The sigmoid function yields the following plot:

Sigmoid function. The x axis is the raw inference value. The y axis extends from 0 to +1, exclusive.

Figure 1: Sigmoid function.

If \(z\) represents the output of the linear layer of a model trained with logistic regression, then \(sigmoid(z)\) will yield a value (a probability) between 0 and 1. In mathematical terms:

$$y' = \frac{1}{1 + e^{-z}}$$

where:

  • \(y'\) is the output of the logistic regression model for a particular example.
  • \(z = b + w_1x_1 + w_2x_2 + \ldots + w_Nx_N\)
    • The \(w\) values are the model's learned weights, and \(b\) is the bias.
    • The \(x\) values are the feature values for a particular example.

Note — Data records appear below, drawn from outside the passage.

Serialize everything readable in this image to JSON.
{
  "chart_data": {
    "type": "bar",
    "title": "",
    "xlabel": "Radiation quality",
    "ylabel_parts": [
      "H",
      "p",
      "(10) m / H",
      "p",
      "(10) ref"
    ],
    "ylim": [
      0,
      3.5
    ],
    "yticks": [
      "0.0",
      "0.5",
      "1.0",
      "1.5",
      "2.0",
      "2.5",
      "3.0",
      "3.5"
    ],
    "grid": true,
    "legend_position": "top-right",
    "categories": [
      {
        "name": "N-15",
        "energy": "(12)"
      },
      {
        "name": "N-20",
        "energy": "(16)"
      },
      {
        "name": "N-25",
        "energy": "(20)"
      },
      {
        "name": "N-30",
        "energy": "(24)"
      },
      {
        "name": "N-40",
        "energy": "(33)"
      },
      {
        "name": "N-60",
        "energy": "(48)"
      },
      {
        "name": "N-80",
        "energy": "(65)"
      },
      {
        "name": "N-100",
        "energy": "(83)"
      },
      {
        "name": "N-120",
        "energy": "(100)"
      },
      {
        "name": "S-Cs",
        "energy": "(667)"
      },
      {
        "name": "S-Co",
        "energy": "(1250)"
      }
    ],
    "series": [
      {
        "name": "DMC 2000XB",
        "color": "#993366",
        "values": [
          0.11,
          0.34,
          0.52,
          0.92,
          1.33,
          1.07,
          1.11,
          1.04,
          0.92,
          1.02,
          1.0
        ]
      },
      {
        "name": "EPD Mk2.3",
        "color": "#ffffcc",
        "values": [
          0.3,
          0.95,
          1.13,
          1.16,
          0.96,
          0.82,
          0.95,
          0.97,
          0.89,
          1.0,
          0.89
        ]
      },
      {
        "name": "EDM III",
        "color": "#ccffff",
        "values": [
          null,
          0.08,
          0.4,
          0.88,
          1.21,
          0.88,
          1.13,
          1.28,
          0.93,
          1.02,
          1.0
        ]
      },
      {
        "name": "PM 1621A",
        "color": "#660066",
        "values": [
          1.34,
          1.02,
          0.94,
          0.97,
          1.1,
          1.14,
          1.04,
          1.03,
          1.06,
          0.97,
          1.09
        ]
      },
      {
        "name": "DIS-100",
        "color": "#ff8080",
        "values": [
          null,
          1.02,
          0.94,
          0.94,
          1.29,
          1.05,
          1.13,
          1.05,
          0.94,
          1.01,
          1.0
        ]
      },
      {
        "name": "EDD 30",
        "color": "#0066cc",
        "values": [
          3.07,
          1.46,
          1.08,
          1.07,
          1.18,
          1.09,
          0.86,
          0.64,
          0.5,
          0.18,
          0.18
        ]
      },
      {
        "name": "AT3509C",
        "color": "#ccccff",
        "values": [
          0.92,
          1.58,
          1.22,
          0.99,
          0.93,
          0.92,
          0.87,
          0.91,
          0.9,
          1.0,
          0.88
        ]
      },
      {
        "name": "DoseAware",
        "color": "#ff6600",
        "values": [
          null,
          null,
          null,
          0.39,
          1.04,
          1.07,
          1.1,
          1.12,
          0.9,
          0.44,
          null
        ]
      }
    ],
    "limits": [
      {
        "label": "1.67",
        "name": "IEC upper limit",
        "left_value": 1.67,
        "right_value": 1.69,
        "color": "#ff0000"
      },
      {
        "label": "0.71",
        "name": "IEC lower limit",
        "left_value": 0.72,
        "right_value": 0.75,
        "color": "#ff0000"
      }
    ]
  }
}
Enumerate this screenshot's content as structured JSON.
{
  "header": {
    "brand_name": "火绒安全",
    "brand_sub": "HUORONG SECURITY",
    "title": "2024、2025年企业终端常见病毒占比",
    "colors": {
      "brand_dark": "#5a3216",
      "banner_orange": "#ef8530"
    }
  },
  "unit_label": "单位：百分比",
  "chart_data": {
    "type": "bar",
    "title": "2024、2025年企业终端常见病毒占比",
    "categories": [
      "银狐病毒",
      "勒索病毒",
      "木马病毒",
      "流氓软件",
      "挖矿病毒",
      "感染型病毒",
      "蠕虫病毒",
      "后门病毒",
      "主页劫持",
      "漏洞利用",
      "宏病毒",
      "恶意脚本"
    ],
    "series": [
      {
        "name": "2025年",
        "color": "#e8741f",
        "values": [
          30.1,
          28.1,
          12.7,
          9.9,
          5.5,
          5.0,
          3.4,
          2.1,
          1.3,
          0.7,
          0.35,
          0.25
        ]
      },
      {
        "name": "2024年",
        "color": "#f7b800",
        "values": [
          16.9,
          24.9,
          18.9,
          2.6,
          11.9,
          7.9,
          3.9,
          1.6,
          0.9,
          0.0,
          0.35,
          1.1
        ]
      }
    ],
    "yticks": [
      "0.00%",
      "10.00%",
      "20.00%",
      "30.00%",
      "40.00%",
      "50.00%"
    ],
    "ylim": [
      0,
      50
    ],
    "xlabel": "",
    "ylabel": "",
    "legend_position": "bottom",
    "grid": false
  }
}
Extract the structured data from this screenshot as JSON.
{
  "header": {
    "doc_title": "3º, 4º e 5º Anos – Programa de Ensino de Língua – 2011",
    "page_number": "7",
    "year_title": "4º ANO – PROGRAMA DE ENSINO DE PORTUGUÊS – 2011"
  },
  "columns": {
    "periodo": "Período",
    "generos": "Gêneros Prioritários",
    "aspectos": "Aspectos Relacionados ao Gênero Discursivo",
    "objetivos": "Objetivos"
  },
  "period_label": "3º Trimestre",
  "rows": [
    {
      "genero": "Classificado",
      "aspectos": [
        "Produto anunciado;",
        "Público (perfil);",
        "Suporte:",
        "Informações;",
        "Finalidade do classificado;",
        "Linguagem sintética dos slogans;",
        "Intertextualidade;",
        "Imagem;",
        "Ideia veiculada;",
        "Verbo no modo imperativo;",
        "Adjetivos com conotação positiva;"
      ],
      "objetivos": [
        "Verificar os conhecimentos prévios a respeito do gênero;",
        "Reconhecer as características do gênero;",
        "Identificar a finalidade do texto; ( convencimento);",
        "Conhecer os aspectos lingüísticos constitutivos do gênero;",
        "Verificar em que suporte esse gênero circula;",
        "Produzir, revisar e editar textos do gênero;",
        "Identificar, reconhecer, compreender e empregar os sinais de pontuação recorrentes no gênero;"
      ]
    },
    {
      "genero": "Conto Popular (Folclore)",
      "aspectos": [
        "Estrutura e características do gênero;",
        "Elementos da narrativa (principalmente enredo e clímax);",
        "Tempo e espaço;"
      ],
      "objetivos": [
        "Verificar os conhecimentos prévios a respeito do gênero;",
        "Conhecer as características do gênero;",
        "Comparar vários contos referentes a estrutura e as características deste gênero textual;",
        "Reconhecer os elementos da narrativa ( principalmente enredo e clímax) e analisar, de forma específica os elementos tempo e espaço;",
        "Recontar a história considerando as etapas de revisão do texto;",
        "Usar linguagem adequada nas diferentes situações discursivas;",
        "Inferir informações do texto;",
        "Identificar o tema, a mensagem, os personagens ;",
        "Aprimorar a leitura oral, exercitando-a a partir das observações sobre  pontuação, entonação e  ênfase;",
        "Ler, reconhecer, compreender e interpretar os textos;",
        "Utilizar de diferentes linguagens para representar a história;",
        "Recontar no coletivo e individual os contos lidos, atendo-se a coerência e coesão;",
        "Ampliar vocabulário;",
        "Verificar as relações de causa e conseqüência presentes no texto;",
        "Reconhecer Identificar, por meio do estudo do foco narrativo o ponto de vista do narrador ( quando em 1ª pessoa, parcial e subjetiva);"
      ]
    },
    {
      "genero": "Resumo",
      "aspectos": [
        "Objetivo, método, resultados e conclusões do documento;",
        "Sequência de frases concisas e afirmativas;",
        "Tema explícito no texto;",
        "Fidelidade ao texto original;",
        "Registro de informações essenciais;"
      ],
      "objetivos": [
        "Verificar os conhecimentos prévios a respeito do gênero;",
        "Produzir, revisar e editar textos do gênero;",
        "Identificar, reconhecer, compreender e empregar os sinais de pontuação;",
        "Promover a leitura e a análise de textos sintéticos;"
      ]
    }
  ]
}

Note that \(z\) is also referred to as the log-odds because the inverse of the sigmoid states that \(z\) can be defined as the log of the probability of the \(1\) label (e.g., "dog barks") divided by the probability of the \(0\) label (e.g., "dog doesn't bark"):

$$ z = \log\left(\frac{y}{1-y}\right) $$

Here is the sigmoid function with ML labels:

The Sigmoid function with the x-axis labeled as the sum of all the weights and features (plus the bias); the y-axis is labeled Probability Output.

Figure 2: Logistic regression output.